The Reserve Bank of Zimbabwe this week put out a document charging that Western sanctions, though purportedly designed to target senior officials of the government and ruling ZANU-PF party, hurt all Zimbabweans, in particular the poor.
Experts said ill-considered policies in Harare were far more to blame.
Reserve Bank Governor Gideon Gono alluded to Western sanctions in his Quarterly Monetary Policy statement this week, and a supplementary statement asserted that declared or undeclared “embargoes” have seriously damaged the economy.
The statement said that because of sanctions, donor grants had declined to US$40 million currently from US$140 million in the 1990s. It said exporters denied foreign credit lines had turned to high-risk financing to import essential raw materials.
The statement said there was no long-term economic benefit to the humanitarian aid which continues to flow into Zimbabwe in relatively large amounts.
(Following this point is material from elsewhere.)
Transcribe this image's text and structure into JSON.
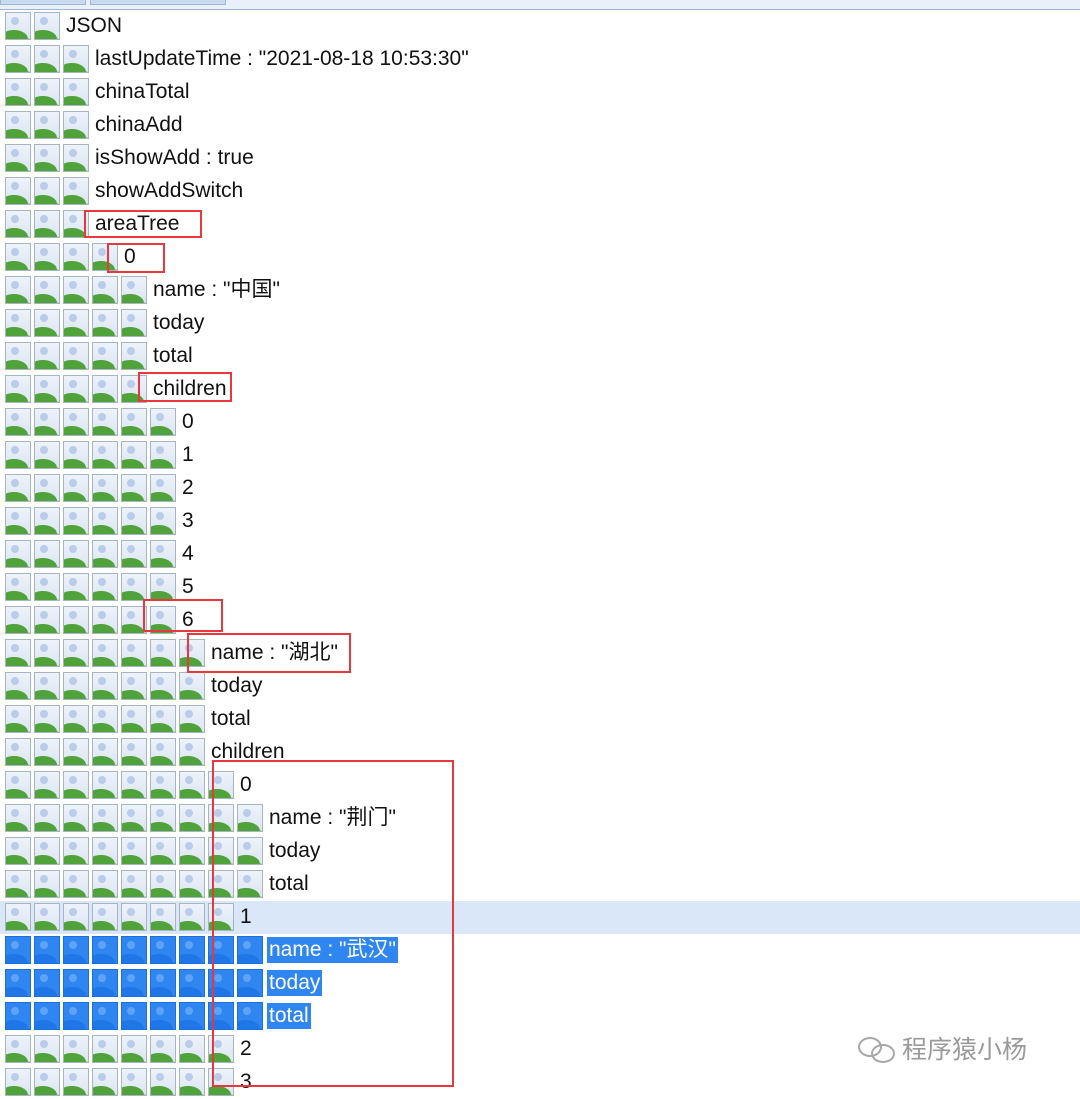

The statement in addition cited “far reaching effects” of economic decline resulting from dried-up project funding and loans from multilateral lending institutions such as the International Monetary Fund and the World Bank.
Researcher Prosper Chitambara of the Labor and Economic Development Research Institute told reporter Ndimyake Mwakalyelye of VOA's Studio 7 for Zimbabwe that the economy was already in decline before 2001, when U.S. President George W. Bush signed the Zimbabwe Democracy and Economic Recovery Act, or ZIDERA.
Under that act, Mr. Bush instructed U.S. representatives to multilateral institutions - the IMF, World Bank, African Development Bank, and so forth - to vote against credit facilities for Zimbabwe until Harare mended its human rights record.
Sanctions targeting senior figures in the Zimbabwe government and ruling party were imposed in March 2003 "as a result of actions and policies by certain members of the government of Zimbabwe and its supporters to undermine democratic institutions and processes," a reference to the alleged rigging of the 2002 presidential election.
The U.S. State Department says American sanctions "target only those responsible for Zimbabwe's political crisis and not ordinary citizens." The sanctions "support regional and international efforts to convince Zimbabwe’s government to abandon political repression and engage in meaningful dialogue with the political opposition."
Economist Eric Bloch said the U.S. sanctions under ZIDERA had something to do with the economic crisis – but not nearly as much as Harare’s own policies.
Western sanctions also cropped up as an issue in the crisis resolution talks mediated by South African President Thabo Mbeki, threatening to derail negotiations between the ruling ZANU-PF party and the opposition Movement for Democratic Change.
ZANU-PF representatives said the opposition must urge the United States, Europe and other countries to lift their sanctions before the talks can advance further. The MDC representatives said it was not within their power to lift the sanctions.
Nairobi-based political analyst Brian Kagoro, a human rights lawyer, told Blessing Zulu of VOA's Studio 7 for Zimbabwe that ZANU-PF was being unreasonable.